Veränderung des Kreditvolumens in Deutschland gegenüber dem vorherigen Quartal in Prozent Download: Grafik (JPG) herunterladen Grafik (EPS) herunterladen Tabelle (XLSX) herunterladen

Nur noch 7,9 Prozent betrug das Plus in den ersten drei Monaten des Jahres gegenüber dem vierten Quartal 2022. Ein Quartal zuvor hatte es noch bei 9,5 Prozent gelegen.

Und all das, obwohl die Unternehmen durch die Pandemie eigentlich noch großen Nachholbedarf bei ihren Investitionen haben. Der Trend zu einem schwächeren Kreditwachstum könnte sich aber weiter fortsetzen. Die Inflation ist in den vergangenen Monaten zwar leicht zurückgegangen, mit einer EU-weiten Teuerungsrate von 6,4 Prozent im Juni 2023 ist das langfristige Ziel der EZB von knapp 2 Prozent Inflation aber noch längst nicht wieder erreicht. Weitere Zinsschritte sind damit wahrscheinlich.

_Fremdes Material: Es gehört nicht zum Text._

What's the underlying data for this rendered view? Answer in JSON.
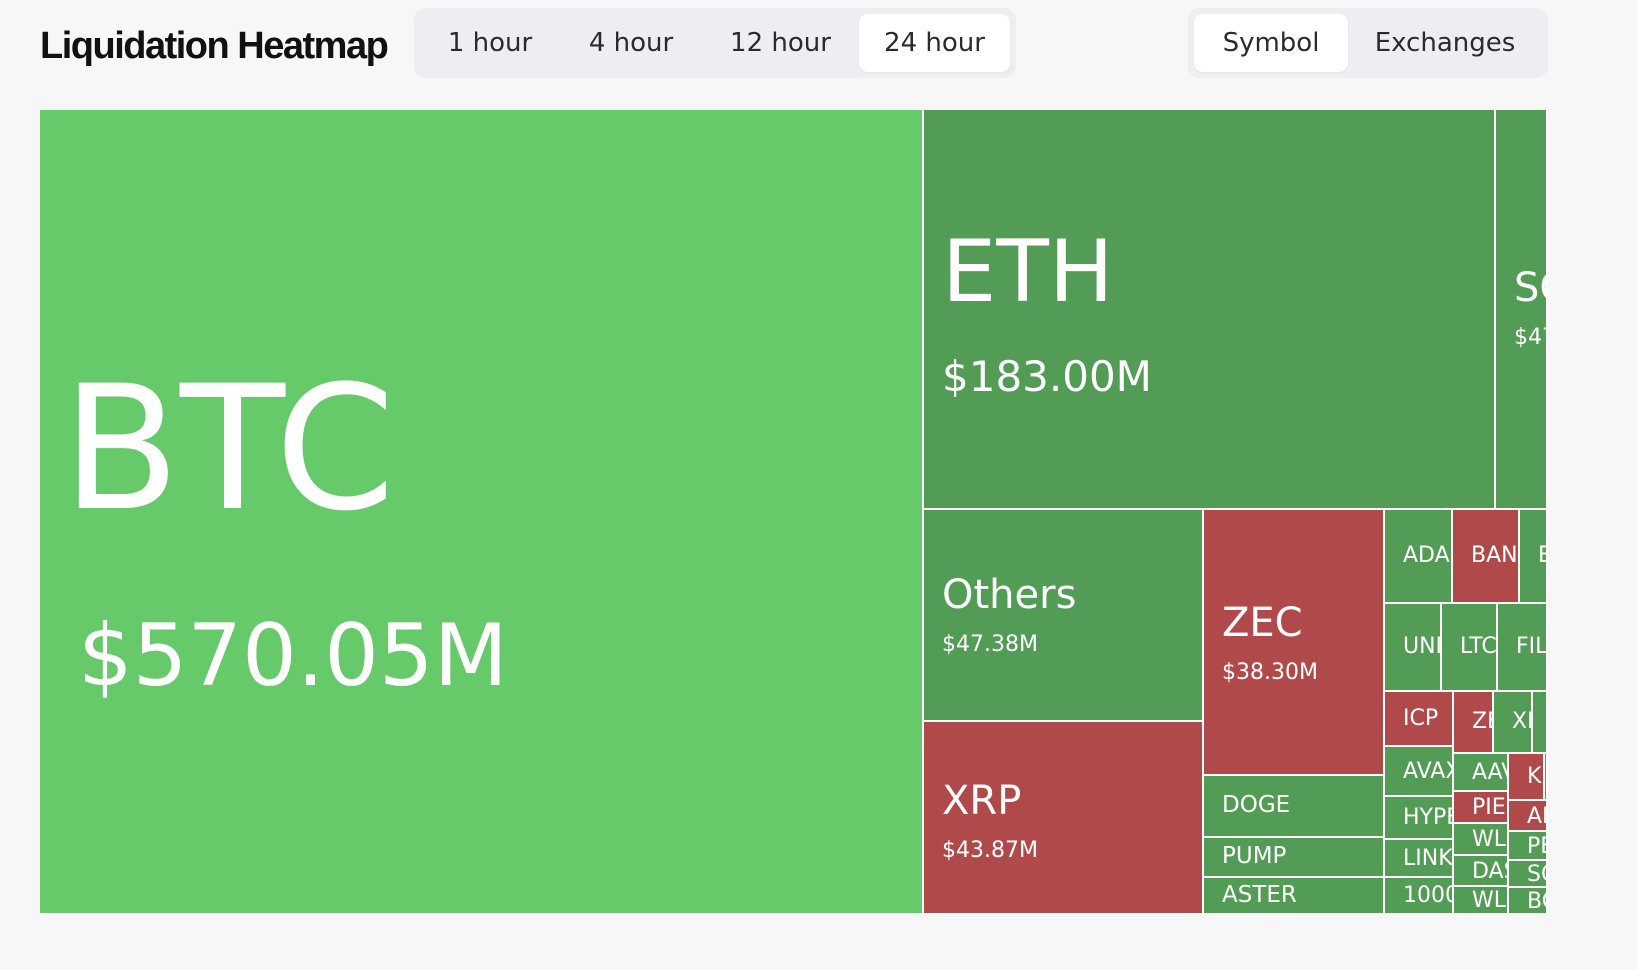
{
  "header": {
    "title": "Liquidation Heatmap",
    "time_ranges": [
      {
        "label": "1 hour",
        "active": false
      },
      {
        "label": "4 hour",
        "active": false
      },
      {
        "label": "12 hour",
        "active": false
      },
      {
        "label": "24 hour",
        "active": true
      }
    ],
    "views": [
      {
        "label": "Symbol",
        "active": true
      },
      {
        "label": "Exchanges",
        "active": false
      }
    ]
  },
  "colors": {
    "bright_green": "#66c96a",
    "green": "#529c56",
    "red": "#b04a4a"
  },
  "heatmap": {
    "tiles": [
      {
        "symbol": "BTC",
        "amount": "$570.05M",
        "tone": "bright_green"
      },
      {
        "symbol": "ETH",
        "amount": "$183.00M",
        "tone": "green"
      },
      {
        "symbol": "SO",
        "amount": "$47",
        "tone": "green"
      },
      {
        "symbol": "Others",
        "amount": "$47.38M",
        "tone": "green"
      },
      {
        "symbol": "XRP",
        "amount": "$43.87M",
        "tone": "red"
      },
      {
        "symbol": "ZEC",
        "amount": "$38.30M",
        "tone": "red"
      },
      {
        "symbol": "DOGE",
        "amount": "",
        "tone": "green"
      },
      {
        "symbol": "PUMP",
        "amount": "",
        "tone": "green"
      },
      {
        "symbol": "ASTER",
        "amount": "",
        "tone": "green"
      },
      {
        "symbol": "ADA",
        "amount": "",
        "tone": "green"
      },
      {
        "symbol": "BAN",
        "amount": "",
        "tone": "red"
      },
      {
        "symbol": "E",
        "amount": "",
        "tone": "green"
      },
      {
        "symbol": "UNI",
        "amount": "",
        "tone": "green"
      },
      {
        "symbol": "LTC",
        "amount": "",
        "tone": "green"
      },
      {
        "symbol": "FIL",
        "amount": "",
        "tone": "green"
      },
      {
        "symbol": "ICP",
        "amount": "",
        "tone": "red"
      },
      {
        "symbol": "ZE",
        "amount": "",
        "tone": "red"
      },
      {
        "symbol": "XI",
        "amount": "",
        "tone": "green"
      },
      {
        "symbol": "",
        "amount": "",
        "tone": "green"
      },
      {
        "symbol": "AVAX",
        "amount": "",
        "tone": "green"
      },
      {
        "symbol": "AAV",
        "amount": "",
        "tone": "green"
      },
      {
        "symbol": "K",
        "amount": "",
        "tone": "red"
      },
      {
        "symbol": "",
        "amount": "",
        "tone": "green"
      },
      {
        "symbol": "HYPE",
        "amount": "",
        "tone": "green"
      },
      {
        "symbol": "PIE",
        "amount": "",
        "tone": "red"
      },
      {
        "symbol": "AI",
        "amount": "",
        "tone": "red"
      },
      {
        "symbol": "WL",
        "amount": "",
        "tone": "green"
      },
      {
        "symbol": "PE",
        "amount": "",
        "tone": "green"
      },
      {
        "symbol": "LINK",
        "amount": "",
        "tone": "green"
      },
      {
        "symbol": "DAS",
        "amount": "",
        "tone": "green"
      },
      {
        "symbol": "SO",
        "amount": "",
        "tone": "green"
      },
      {
        "symbol": "1000",
        "amount": "",
        "tone": "green"
      },
      {
        "symbol": "WL",
        "amount": "",
        "tone": "green"
      },
      {
        "symbol": "BO",
        "amount": "",
        "tone": "green"
      }
    ]
  }
}
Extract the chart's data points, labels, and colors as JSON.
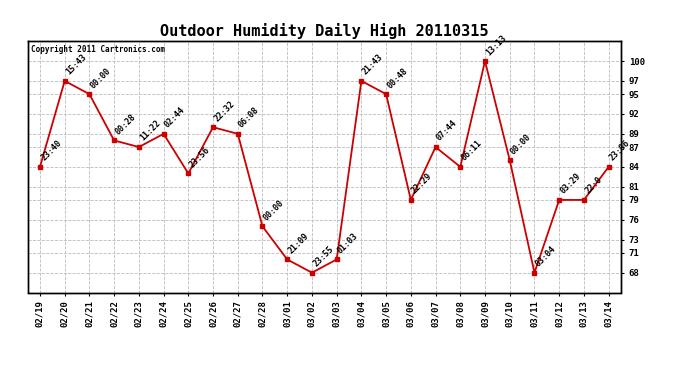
{
  "title": "Outdoor Humidity Daily High 20110315",
  "copyright": "Copyright 2011 Cartronics.com",
  "x_labels": [
    "02/19",
    "02/20",
    "02/21",
    "02/22",
    "02/23",
    "02/24",
    "02/25",
    "02/26",
    "02/27",
    "02/28",
    "03/01",
    "03/02",
    "03/03",
    "03/04",
    "03/05",
    "03/06",
    "03/07",
    "03/08",
    "03/09",
    "03/10",
    "03/11",
    "03/12",
    "03/13",
    "03/14"
  ],
  "y_values": [
    84,
    97,
    95,
    88,
    87,
    89,
    83,
    90,
    89,
    75,
    70,
    68,
    70,
    97,
    95,
    79,
    87,
    84,
    100,
    85,
    68,
    79,
    79,
    84
  ],
  "time_labels": [
    "23:40",
    "15:43",
    "00:00",
    "00:28",
    "11:22",
    "02:44",
    "23:56",
    "22:32",
    "06:08",
    "00:00",
    "21:09",
    "23:55",
    "01:03",
    "21:43",
    "00:48",
    "22:29",
    "07:44",
    "06:11",
    "13:13",
    "00:00",
    "03:04",
    "03:29",
    "22:0",
    "23:06"
  ],
  "line_color": "#cc0000",
  "marker_color": "#cc0000",
  "bg_color": "#ffffff",
  "grid_color": "#bbbbbb",
  "yticks": [
    68,
    71,
    73,
    76,
    79,
    81,
    84,
    87,
    89,
    92,
    95,
    97,
    100
  ],
  "ylim": [
    65,
    103
  ],
  "title_fontsize": 11,
  "label_fontsize": 6.5,
  "time_label_fontsize": 6
}
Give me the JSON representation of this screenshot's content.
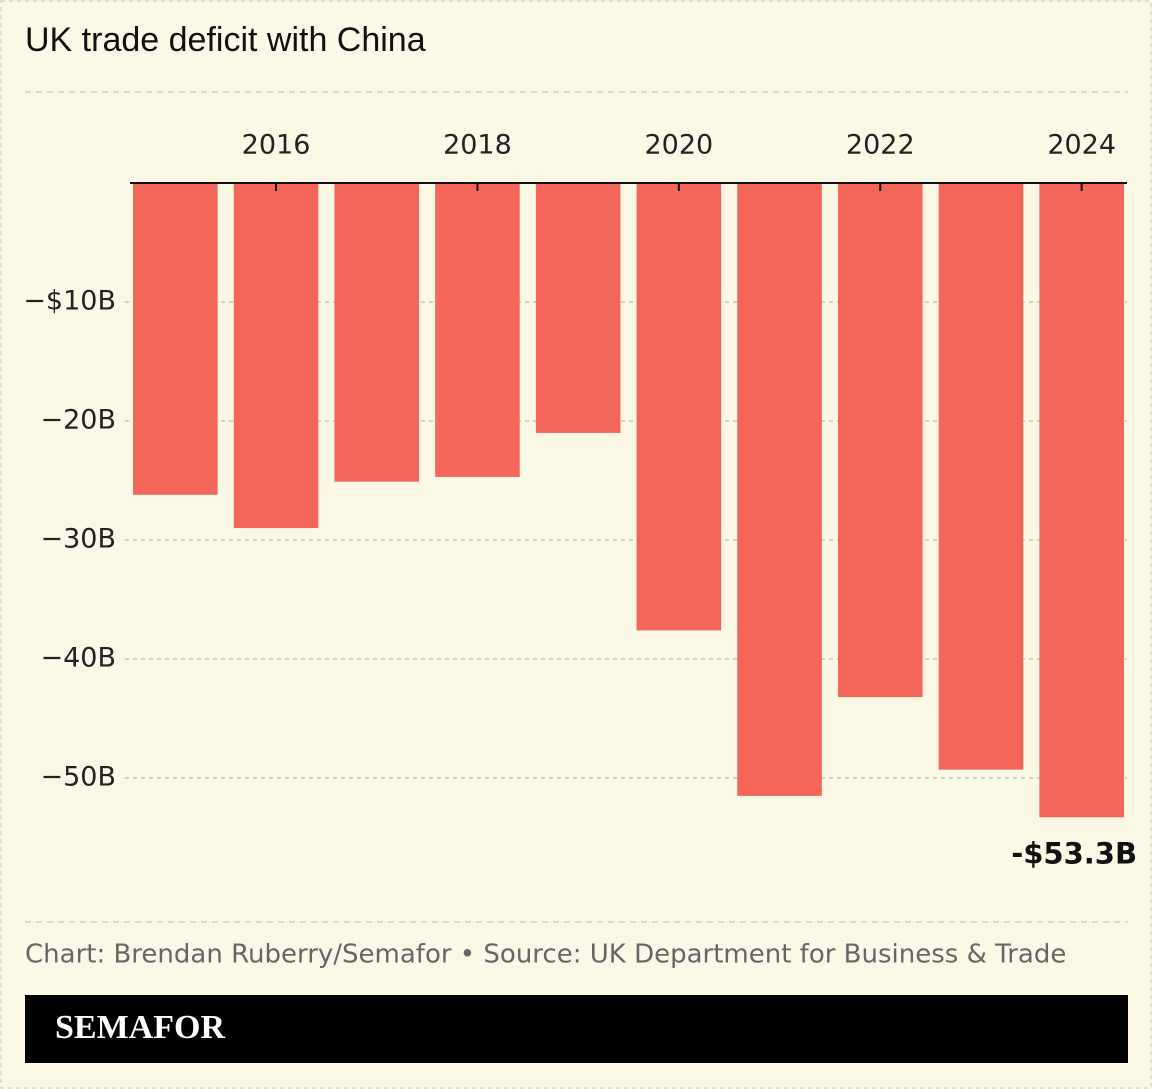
{
  "chart_data": {
    "type": "bar",
    "title": "UK trade deficit with China",
    "x": [
      2015,
      2016,
      2017,
      2018,
      2019,
      2020,
      2021,
      2022,
      2023,
      2024
    ],
    "values": [
      -26.2,
      -29.0,
      -25.1,
      -24.7,
      -21.0,
      -37.6,
      -51.5,
      -43.2,
      -49.3,
      -53.3
    ],
    "value_labels": [
      null,
      null,
      null,
      null,
      null,
      null,
      null,
      null,
      null,
      "-$53.3B"
    ],
    "color": "#f4665a",
    "xlim": [
      2014.55,
      2024.45
    ],
    "xticks": [
      2016,
      2018,
      2020,
      2022,
      2024
    ],
    "ylim": [
      -60,
      0
    ],
    "yticks": [
      {
        "value": -10,
        "label": "−$10B"
      },
      {
        "value": -20,
        "label": "−20B"
      },
      {
        "value": -30,
        "label": "−30B"
      },
      {
        "value": -40,
        "label": "−40B"
      },
      {
        "value": -50,
        "label": "−50B"
      }
    ],
    "grid": true,
    "source": "Chart: Brendan Ruberry/Semafor • Source: UK Department for Business & Trade",
    "brand": "SEMAFOR"
  }
}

Ein noch höherer Leitzins birgt allerdings die Gefahr, die Wirtschaft im Euroraum abzuwürgen. In Deutschland gab es zuletzt schon kein Wirtschaftswachstum mehr.

Sollte die Eurozone in eine Rezession rutschen, muss die EZB deshalb unbedingt schneller reagieren, als sie es zuletzt getan hat – und die Zinsen wieder senken. Andernfalls wird die Lage für die Wirtschaft in vielen EU-Staaten prekär und die Unternehmen laufen Gefahr, im internationalen Wettbewerb noch stärker ins Hintertreffen zu geraten.